Actualidad Rioja Baja
Medio de comunicación para conocer lo que pasa en nuestra tierra

Ver, oir y callar. La crónica de la victoria de la UD Logroñés ante CA Osasuna B

La mañana plomiza, gris, era un ambiente raro sin aficiónados visitantes, sin color, ni calor en la grada. Tocaba ver de casual a la UD Logroñés quien osó ir. El club local no vendía entradas a la afición visitante, alguno tuvo que tirar de repertorio, de amistades Navarras. Ahí, desde esa grada de hormigón, me toco ver el partido en silencio, rodeado de ese jardín de infancia improvisado que pusieron los hijos de los futbolistas de la UD Logroñés. Cochecitos, balones, carritos de bebe, hasta uno llevaba la camiseta del equipo de Papá.
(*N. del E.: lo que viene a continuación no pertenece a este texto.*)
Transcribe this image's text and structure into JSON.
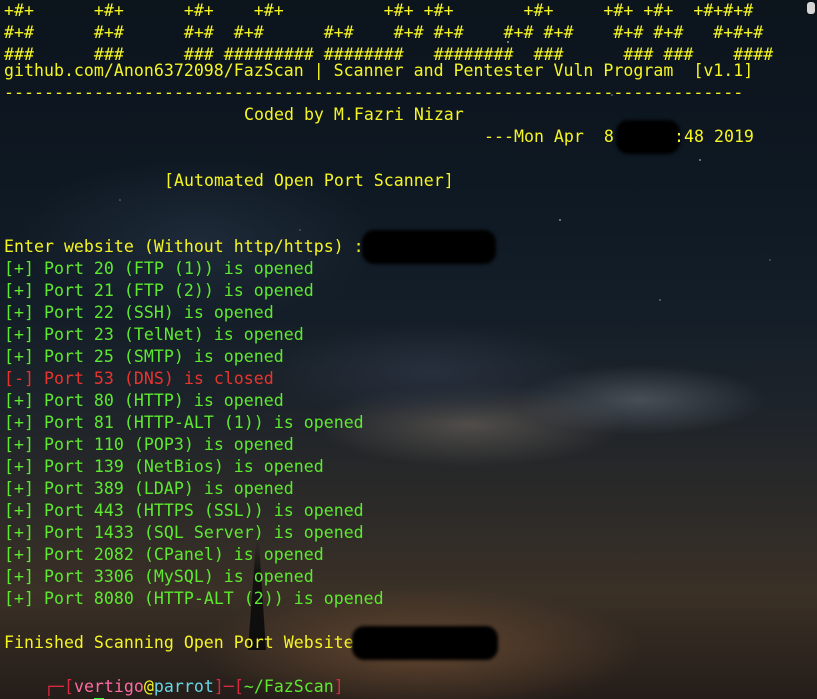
{
  "banner": [
    "+#+      +#+      +#+    +#+          +#+ +#+       +#+     +#+ +#+  +#+#+#",
    "#+#      #+#      #+#  #+#      #+#    #+# #+#    #+# #+#    #+# #+#   #+#+#",
    "###      ###      ### ######### ########   ########  ###      ### ###    ####"
  ],
  "github_line": "github.com/Anon6372098/FazScan | Scanner and Pentester Vuln Program  [v1.1]",
  "separator": "--------------------------------------------------------------------------",
  "coded_by": "Coded by M.Fazri Nizar",
  "date_prefix": "---Mon Apr  8",
  "date_suffix": ":48 2019",
  "mode_title": "[Automated Open Port Scanner]",
  "prompt_input": "Enter website (Without http/https) :",
  "ports": [
    {
      "mark": "[+]",
      "text": "Port 20 (FTP (1)) is opened",
      "status": "open"
    },
    {
      "mark": "[+]",
      "text": "Port 21 (FTP (2)) is opened",
      "status": "open"
    },
    {
      "mark": "[+]",
      "text": "Port 22 (SSH) is opened",
      "status": "open"
    },
    {
      "mark": "[+]",
      "text": "Port 23 (TelNet) is opened",
      "status": "open"
    },
    {
      "mark": "[+]",
      "text": "Port 25 (SMTP) is opened",
      "status": "open"
    },
    {
      "mark": "[-]",
      "text": "Port 53 (DNS) is closed",
      "status": "closed"
    },
    {
      "mark": "[+]",
      "text": "Port 80 (HTTP) is opened",
      "status": "open"
    },
    {
      "mark": "[+]",
      "text": "Port 81 (HTTP-ALT (1)) is opened",
      "status": "open"
    },
    {
      "mark": "[+]",
      "text": "Port 110 (POP3) is opened",
      "status": "open"
    },
    {
      "mark": "[+]",
      "text": "Port 139 (NetBios) is opened",
      "status": "open"
    },
    {
      "mark": "[+]",
      "text": "Port 389 (LDAP) is opened",
      "status": "open"
    },
    {
      "mark": "[+]",
      "text": "Port 443 (HTTPS (SSL)) is opened",
      "status": "open"
    },
    {
      "mark": "[+]",
      "text": "Port 1433 (SQL Server) is opened",
      "status": "open"
    },
    {
      "mark": "[+]",
      "text": "Port 2082 (CPanel) is opened",
      "status": "open"
    },
    {
      "mark": "[+]",
      "text": "Port 3306 (MySQL) is opened",
      "status": "open"
    },
    {
      "mark": "[+]",
      "text": "Port 8080 (HTTP-ALT (2)) is opened",
      "status": "open"
    }
  ],
  "finished": "Finished Scanning Open Port Website",
  "shell_prompt": {
    "corner_top": "┌─",
    "lbracket": "[",
    "user": "vertigo",
    "at": "@",
    "host": "parrot",
    "rbracket": "]",
    "dash": "─",
    "lpath": "[",
    "path": "~/FazScan",
    "rpath": "]",
    "corner_bottom": "└──╼",
    "symbol": "$"
  },
  "colors": {
    "banner": "#f5f523",
    "open": "#5ee830",
    "closed": "#e8342e",
    "prompt_bracket": "#d8283e",
    "user": "#ff6aa4",
    "host": "#67d6e8",
    "cursor": "#2cff2c"
  }
}
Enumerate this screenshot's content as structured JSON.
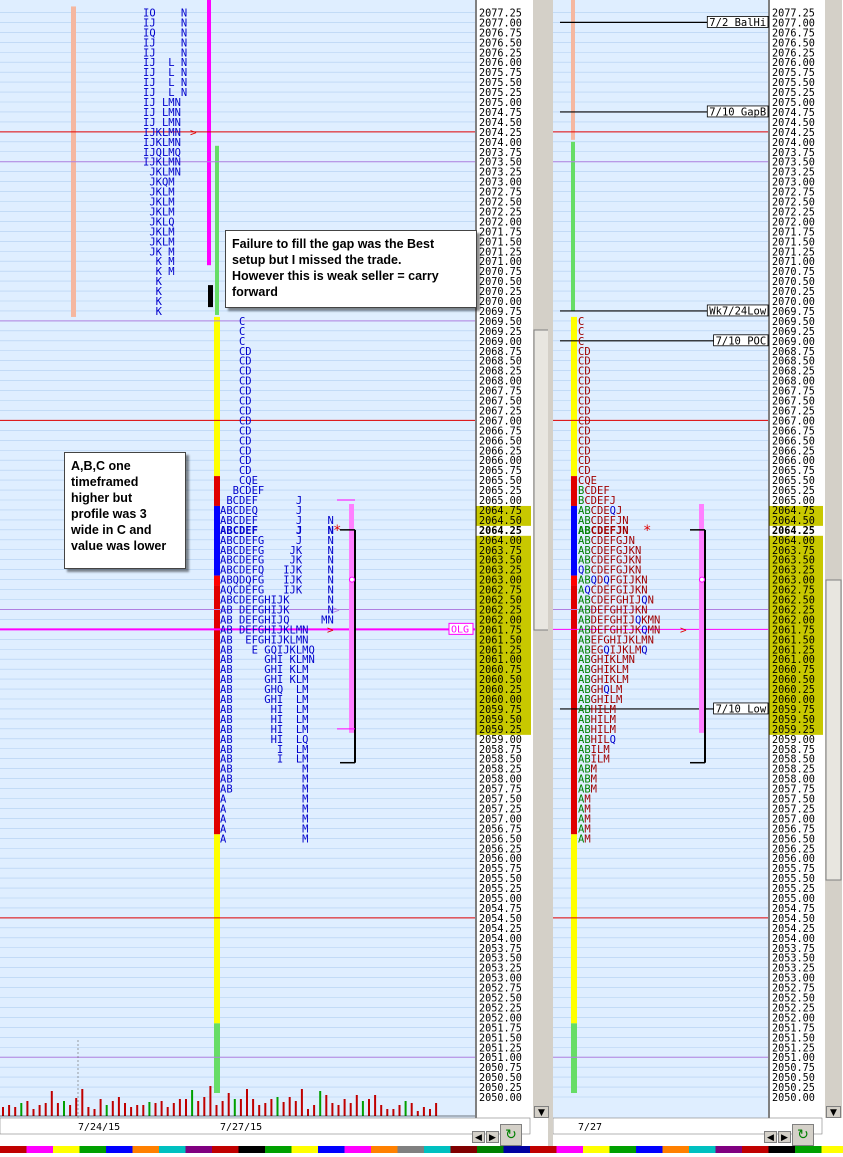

Ellos no padecieron la censura.

La UDL de negro, un color que estiliza, da seriedad, da empaque a un equipo y aún más fuera de casa, sin esos aficionados a quien brindar un partido de fútbol.

El filial de CA Osasuna lo iba a poner difícil, qué vigardos, qué altura, qué planta de futbolistas. Empezaron apretando la meta de Miño, lo intentó y buscó Marcos Mendes. El partido fue físico, de balones divididos, con llegadas pero poca definición por uno y otro equipo; un partido donde el más listo, el que aproveche su oportunidad, se podía llevar los tres puntos. No hacía falta el balón, fútbol muy directo, balones colgados, balones al espacio de uno y otro equipo.

Los locales querían aprovechar esa corpulencia de sus jugadores; los visitantes vestían de negro, ese negro que estiliza, ese negro que da ese punto de seriedad. No regalaban nada. A su manera tenían el partido controlado, este equipo de Sergio Rodríguez sabe a que juega. Buscaba a Ñoño, a Rubén Martínez para abrir el campo. Olaetxea, desde esa posición liberada en punta, buscaba ese último pase. Los locales achicaban el campo y así se iba yendo el primer tiempo con dos equipos serios, físicos, que no concedian nada con ese fútbol tan norteño.

Ñoño puso el ‘uy’ a los de la tele y el asistente levantó la bandera. Fue la más clara para la UD Logroñés, la de negro, la seria.

0-0. Tocaba tiempo de descanso a ese despliegue físico. Las espadas estaban en todo lo alto, 45 minutos esperaban.

En el segundo tiempo la UD Logroñés buscó tener más el balón, busco principalmente a Ñoño al espacio quien tuvo dos buenas aproximaciones aunque no estuvo fino el de San Fernando a la hora de ejecutarlas. Corría el minuto 60. Barbero, de cabeza, tuvo la más clara para Osasuna B y ahí, en esa partida de ajedrez, acertó Sergio Rodríguez. Cambió el esquema, salió Rony por Ñoño, Andy pasó al centro de la defensa, Iago e Iñaki liberados, más largos. Este tipo de partidos se ganan así, con un movimiento, con una decisión, con Rony recogiendo en el segundo palo un pase de Andy. Gol de la UD Logroñés, minuto 76, gol de ese equipo serio, sólido, con equilibrio. Un gol no cantado por nadie en Tajonar, un gol cantado por todos detrás del televisor.

El partido no cambió, tocaba controlar el partido. Osasuna B no inquietaba, estaba con diez jugadores, Calvillo se fue a la caseta por doble amarilla. Esta vez sí se supo jugar esos minutos, se consiguió con físico, con orden táctico, con ese movimiento desde del banquillo llevado magistralmente por los jugadores.

Tocó ver ganar otra vez a la UD Logroñés, tocaba no oir a su afición, tocaba callar y rendirse al poder de ese equipo vestido de negro una mañana, plomiza y gris en Tajonar.